Op-Ed | The future of climate solutions starts here

Saints Vision

Earlier this month, we celebrated the 50th Anniversary of World Environment Day. Half a century ago, World Environment Day was established in the face of startling environmental flashpoints. Ohio’s Cuyahoga River became so polluted that it caught fire several times. An explosion in Santa Barbara led to Union Oil dumping nearly 100,000 barrels of crude into the Pacific. And the air in New York, the most polluted of all major U.S. cities, was filled with toxic pollutants.

Today, public pessimism abounds. Many worry – and rightly so – about projections from the 2023 UN Emissions Gap Report that note that current pledges made under the Paris Agreement still put the world on track for 2.9°C of temperature rise this century. Last year, New York City experienced its hottest year on record, rainfall 9 inches above average, and raging wildfires that affected our air.

However, there are many reasons to be optimistic, especially within the five boroughs.

Today, we are in a strong position because of work done over the past two decades. In 2007, the Bloomberg administration launched PlaNYC, which significantly reduced our city’s carbon emissions and invested tens of billions of dollars in climate resilience. The launch of PlaNYC was a seminal moment in the history of climate change mitigation – it put us on the right side of the fight for a cleaner and greener planet, and served as a model for cities across the globe.

Subsequent mayors kept the momentum going, with Mayor de Blasio passing the New York City Green Deal, setting ambitious targets to reduce building emissions. And, just this year, Mayor Adams unveiled an ambitious plan to create 400,000 green jobs by 2040. Similar trends are happening in cities globally, with new mayors building on what their predecessors have accomplished.

But there’s more work to do, even within the five boroughs. 

As the finance capital of the world, we need to recognize that climate change prevention is an economic opportunity, not an inconvenient cost. Since 2022, more than 27,000 new clean energy jobs have been added to the workforce nationwide. Not only are these jobs good for the environment, but they also pay better, and 75% of those created in the last two years don’t require a four-year degree.

Part of the local climate business opportunity is driven by Local Law 97, which requires buildings over 25,000 square feet to meet new energy efficiency and greenhouse gas emissions limits. Starting this year, over 50,000 buildings must meet these standards, delivering both an environmental gain and local economic boost. Creating financial instruments that support these changes in New York can easily be translated to other cities and climate challenges.

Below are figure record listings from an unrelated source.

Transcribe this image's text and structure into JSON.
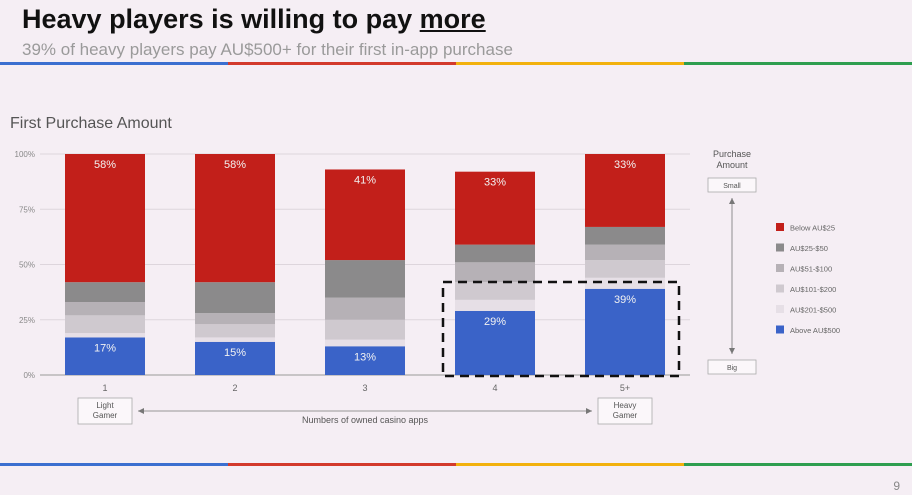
{
  "slide": {
    "title_main": "Heavy players is willing to pay ",
    "title_emphasis": "more",
    "subtitle": "39% of heavy players pay AU$500+ for their first in-app purchase",
    "page_number": "9",
    "stripe_colors": [
      "#3b6fd0",
      "#d33a2c",
      "#f2b10d",
      "#2e9e4f"
    ]
  },
  "chart_data": {
    "type": "bar",
    "stacked": true,
    "title": "First Purchase Amount",
    "xlabel": "Numbers of owned casino apps",
    "categories": [
      "1",
      "2",
      "3",
      "4",
      "5+"
    ],
    "y_ticks": [
      "0%",
      "25%",
      "50%",
      "75%",
      "100%"
    ],
    "ylim": [
      0,
      100
    ],
    "grid": true,
    "legend_position": "right",
    "series": [
      {
        "name": "Above AU$500",
        "color": "#3a63c8",
        "values": [
          17,
          15,
          13,
          29,
          39
        ],
        "labels": [
          "17%",
          "15%",
          "13%",
          "29%",
          "39%"
        ]
      },
      {
        "name": "AU$201-$500",
        "color": "#e6dfe6",
        "values": [
          2,
          2,
          3,
          5,
          5
        ]
      },
      {
        "name": "AU$101-$200",
        "color": "#cfc9cf",
        "values": [
          8,
          6,
          9,
          8,
          8
        ]
      },
      {
        "name": "AU$51-$100",
        "color": "#b6b1b6",
        "values": [
          6,
          5,
          10,
          9,
          7
        ]
      },
      {
        "name": "AU$25-$50",
        "color": "#8b8a8b",
        "values": [
          9,
          14,
          17,
          8,
          8
        ]
      },
      {
        "name": "Below AU$25",
        "color": "#c21f1a",
        "values": [
          58,
          58,
          41,
          33,
          33
        ],
        "labels": [
          "58%",
          "58%",
          "41%",
          "33%",
          "33%"
        ]
      }
    ],
    "legend_order": [
      "Below AU$25",
      "AU$25-$50",
      "AU$51-$100",
      "AU$101-$200",
      "AU$201-$500",
      "Above AU$500"
    ],
    "highlight_categories": [
      "4",
      "5+"
    ],
    "gamer_labels": {
      "left": "Light\nGamer",
      "right": "Heavy\nGamer"
    },
    "purchase_scale": {
      "title": "Purchase\nAmount",
      "top": "Small",
      "bottom": "Big"
    }
  }
}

Further, the artificial intelligence boom presents opportunities to support climate mitigation and adaptation. AI advances in weather modeling can refine projections on storms or impacts on urban coastlines, while AI coupled to energy system models can improve the ability of urban power grids to accommodate offshore wind power.

One challenge is that AI is incredibly power-hungry, but even here there is room for optimism: IBM, a leader in AI tech, recently unveiled new server technology that uses 75% less energy than the prior standard. Such advances, led by the large-scale deployment of renewables, can power the AI transformation and make our world greener.

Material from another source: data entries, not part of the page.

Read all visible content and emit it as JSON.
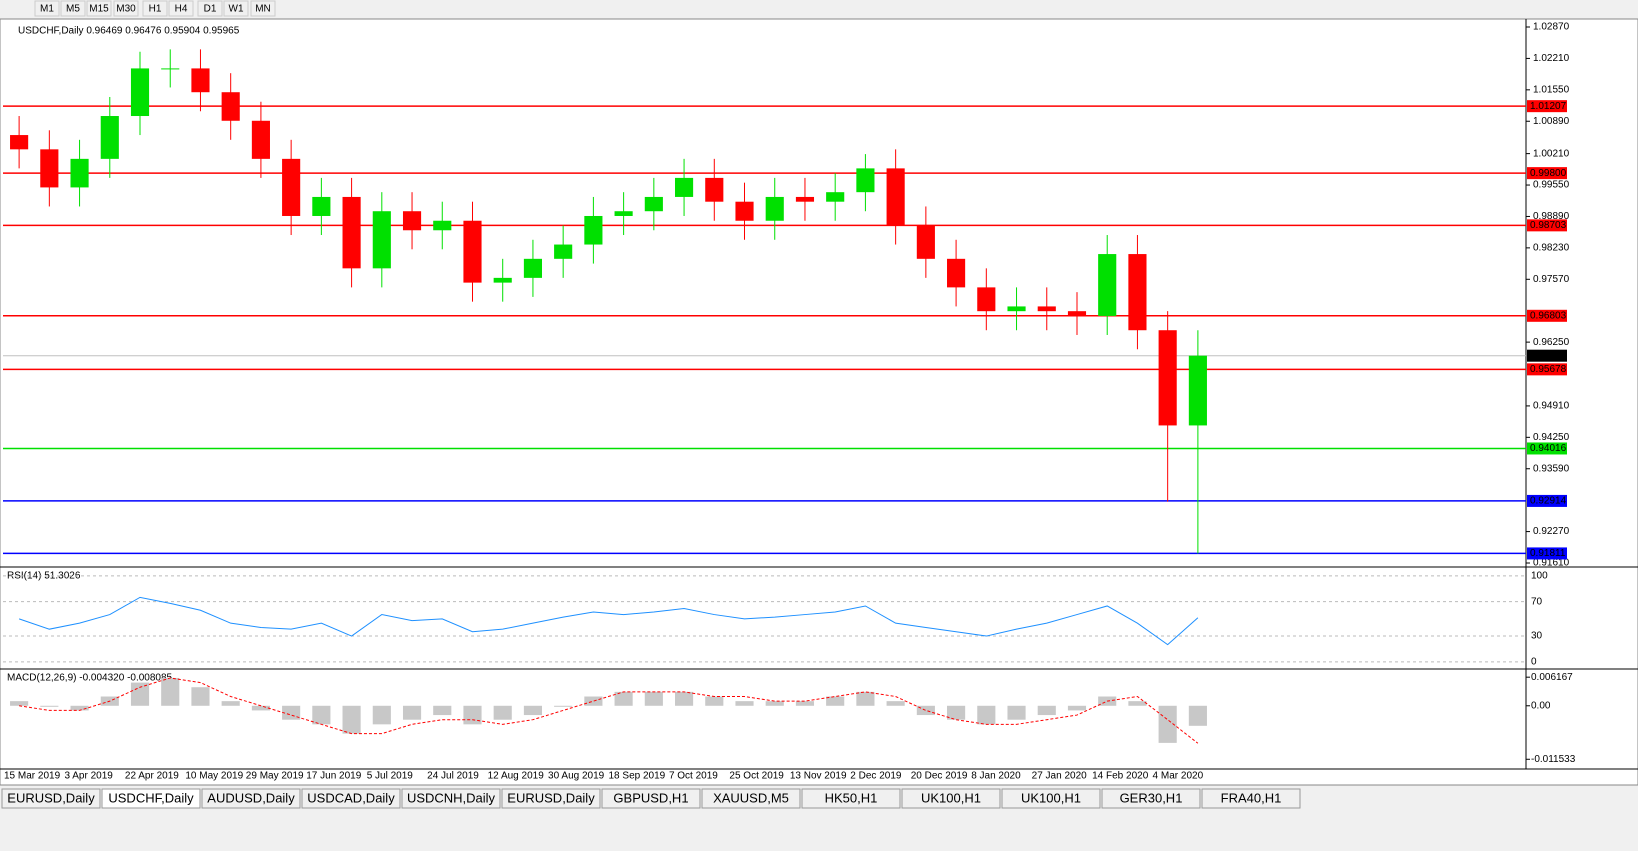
{
  "toolbar": {
    "periods": [
      "M1",
      "M5",
      "M15",
      "M30",
      "H1",
      "H4",
      "D1",
      "W1",
      "MN"
    ]
  },
  "chart_data": {
    "type": "candlestick",
    "header": "USDCHF,Daily  0.96469 0.96476 0.95904 0.95965",
    "x_labels": [
      "15 Mar 2019",
      "3 Apr 2019",
      "22 Apr 2019",
      "10 May 2019",
      "29 May 2019",
      "17 Jun 2019",
      "5 Jul 2019",
      "24 Jul 2019",
      "12 Aug 2019",
      "30 Aug 2019",
      "18 Sep 2019",
      "7 Oct 2019",
      "25 Oct 2019",
      "13 Nov 2019",
      "2 Dec 2019",
      "20 Dec 2019",
      "8 Jan 2020",
      "27 Jan 2020",
      "14 Feb 2020",
      "4 Mar 2020"
    ],
    "open": [
      1.006,
      1.003,
      0.995,
      1.001,
      1.01,
      1.02,
      1.02,
      1.015,
      1.009,
      1.001,
      0.989,
      0.993,
      0.978,
      0.99,
      0.986,
      0.988,
      0.975,
      0.976,
      0.98,
      0.983,
      0.989,
      0.99,
      0.993,
      0.997,
      0.992,
      0.988,
      0.993,
      0.992,
      0.994,
      0.999,
      0.987,
      0.98,
      0.974,
      0.969,
      0.97,
      0.969,
      0.968,
      0.981,
      0.965,
      0.945
    ],
    "high": [
      1.01,
      1.007,
      1.005,
      1.014,
      1.0235,
      1.024,
      1.024,
      1.019,
      1.013,
      1.005,
      0.997,
      0.997,
      0.994,
      0.994,
      0.992,
      0.992,
      0.98,
      0.984,
      0.987,
      0.993,
      0.994,
      0.997,
      1.001,
      1.001,
      0.996,
      0.997,
      0.997,
      0.998,
      1.002,
      1.003,
      0.991,
      0.984,
      0.978,
      0.974,
      0.974,
      0.973,
      0.985,
      0.985,
      0.969,
      0.965
    ],
    "low": [
      0.999,
      0.991,
      0.991,
      0.997,
      1.006,
      1.016,
      1.011,
      1.005,
      0.997,
      0.985,
      0.985,
      0.974,
      0.974,
      0.982,
      0.982,
      0.971,
      0.971,
      0.972,
      0.976,
      0.979,
      0.985,
      0.986,
      0.989,
      0.988,
      0.984,
      0.984,
      0.988,
      0.988,
      0.99,
      0.983,
      0.976,
      0.97,
      0.965,
      0.965,
      0.965,
      0.964,
      0.964,
      0.961,
      0.929,
      0.9181
    ],
    "close": [
      1.003,
      0.995,
      1.001,
      1.01,
      1.02,
      1.02,
      1.015,
      1.009,
      1.001,
      0.989,
      0.993,
      0.978,
      0.99,
      0.986,
      0.988,
      0.975,
      0.976,
      0.98,
      0.983,
      0.989,
      0.99,
      0.993,
      0.997,
      0.992,
      0.988,
      0.993,
      0.992,
      0.994,
      0.999,
      0.987,
      0.98,
      0.974,
      0.969,
      0.97,
      0.969,
      0.968,
      0.981,
      0.965,
      0.945,
      0.95965
    ],
    "up_color": "#00e000",
    "down_color": "#ff0000",
    "ylim": [
      0.91547,
      1.02975
    ],
    "yticks": [
      {
        "value": 1.0287,
        "label": "1.02870"
      },
      {
        "value": 1.0221,
        "label": "1.02210"
      },
      {
        "value": 1.0155,
        "label": "1.01550"
      },
      {
        "value": 1.0089,
        "label": "1.00890"
      },
      {
        "value": 1.0021,
        "label": "1.00210"
      },
      {
        "value": 0.9955,
        "label": "0.99550"
      },
      {
        "value": 0.9889,
        "label": "0.98890"
      },
      {
        "value": 0.9823,
        "label": "0.98230"
      },
      {
        "value": 0.9757,
        "label": "0.97570"
      },
      {
        "value": 0.9625,
        "label": "0.96250"
      },
      {
        "value": 0.9491,
        "label": "0.94910"
      },
      {
        "value": 0.9425,
        "label": "0.94250"
      },
      {
        "value": 0.9359,
        "label": "0.93590"
      },
      {
        "value": 0.9227,
        "label": "0.92270"
      },
      {
        "value": 0.9161,
        "label": "0.91610"
      }
    ],
    "levels": [
      {
        "value": 1.01207,
        "label": "1.01207",
        "color": "#ff0000"
      },
      {
        "value": 0.998,
        "label": "0.99800",
        "color": "#ff0000"
      },
      {
        "value": 0.98703,
        "label": "0.98703",
        "color": "#ff0000"
      },
      {
        "value": 0.96803,
        "label": "0.96803",
        "color": "#ff0000"
      },
      {
        "value": 0.95678,
        "label": "0.95678",
        "color": "#ff0000"
      },
      {
        "value": 0.94016,
        "label": "0.94016",
        "color": "#00e000"
      },
      {
        "value": 0.92914,
        "label": "0.92914",
        "color": "#0000ff"
      },
      {
        "value": 0.91811,
        "label": "0.91811",
        "color": "#0000ff"
      }
    ],
    "current": {
      "value": 0.95965,
      "label": "0.95965"
    }
  },
  "rsi": {
    "type": "line",
    "title": "RSI(14) 51.3026",
    "color": "#1e90ff",
    "values": [
      50,
      38,
      45,
      55,
      75,
      68,
      60,
      45,
      40,
      38,
      45,
      30,
      55,
      48,
      50,
      35,
      38,
      45,
      52,
      58,
      55,
      58,
      62,
      55,
      50,
      52,
      55,
      58,
      65,
      45,
      40,
      35,
      30,
      38,
      45,
      55,
      65,
      45,
      20,
      51.3026
    ],
    "ylim": [
      -6,
      108
    ],
    "yticks": [
      100,
      70,
      30,
      0
    ]
  },
  "macd": {
    "type": "histogram",
    "title": "MACD(12,26,9) -0.004320 -0.008085",
    "values": [
      0.001,
      0,
      -0.001,
      0.002,
      0.005,
      0.006,
      0.004,
      0.001,
      -0.001,
      -0.003,
      -0.004,
      -0.006,
      -0.004,
      -0.003,
      -0.002,
      -0.004,
      -0.003,
      -0.002,
      0,
      0.002,
      0.003,
      0.003,
      0.003,
      0.002,
      0.001,
      0.001,
      0.001,
      0.002,
      0.003,
      0.001,
      -0.002,
      -0.003,
      -0.004,
      -0.003,
      -0.002,
      -0.001,
      0.002,
      0.001,
      -0.008,
      -0.00432
    ],
    "signal": [
      0,
      -0.001,
      -0.001,
      0.001,
      0.004,
      0.006,
      0.005,
      0.002,
      0,
      -0.002,
      -0.004,
      -0.006,
      -0.006,
      -0.004,
      -0.003,
      -0.003,
      -0.004,
      -0.003,
      -0.001,
      0.001,
      0.003,
      0.003,
      0.003,
      0.002,
      0.002,
      0.001,
      0.001,
      0.002,
      0.003,
      0.002,
      -0.001,
      -0.003,
      -0.004,
      -0.004,
      -0.003,
      -0.002,
      0.001,
      0.002,
      -0.003,
      -0.008085
    ],
    "ylim": [
      -0.0132,
      0.0075
    ],
    "yticks": [
      0.006167,
      {
        "value": 0,
        "label": "0.00"
      },
      -0.011533
    ]
  },
  "tabs": {
    "items": [
      "EURUSD,Daily",
      "USDCHF,Daily",
      "AUDUSD,Daily",
      "USDCAD,Daily",
      "USDCNH,Daily",
      "EURUSD,Daily",
      "GBPUSD,H1",
      "XAUUSD,M5",
      "HK50,H1",
      "UK100,H1",
      "UK100,H1",
      "GER30,H1",
      "FRA40,H1"
    ],
    "active": 1
  }
}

Developments like these, paired with the fact that cities like ours are taking the lead to fight climate change by convening public, private, academic, and community stakeholders to work toward transformative solutions, should give us all a reason for hope. That’s how this crisis is going to be solved – by bringing critical voices to the table to tackle these existential issues.

By working together.  

And that’s why we should all be optimistic. 50 years ago, there were few signs of progress. But today, New York is truly an incubator for new solutions that can be scaled across the world. We can do it, we must do it, and our future depends on it.

Stephen Hammer is CEO of The New York Climate Exchange.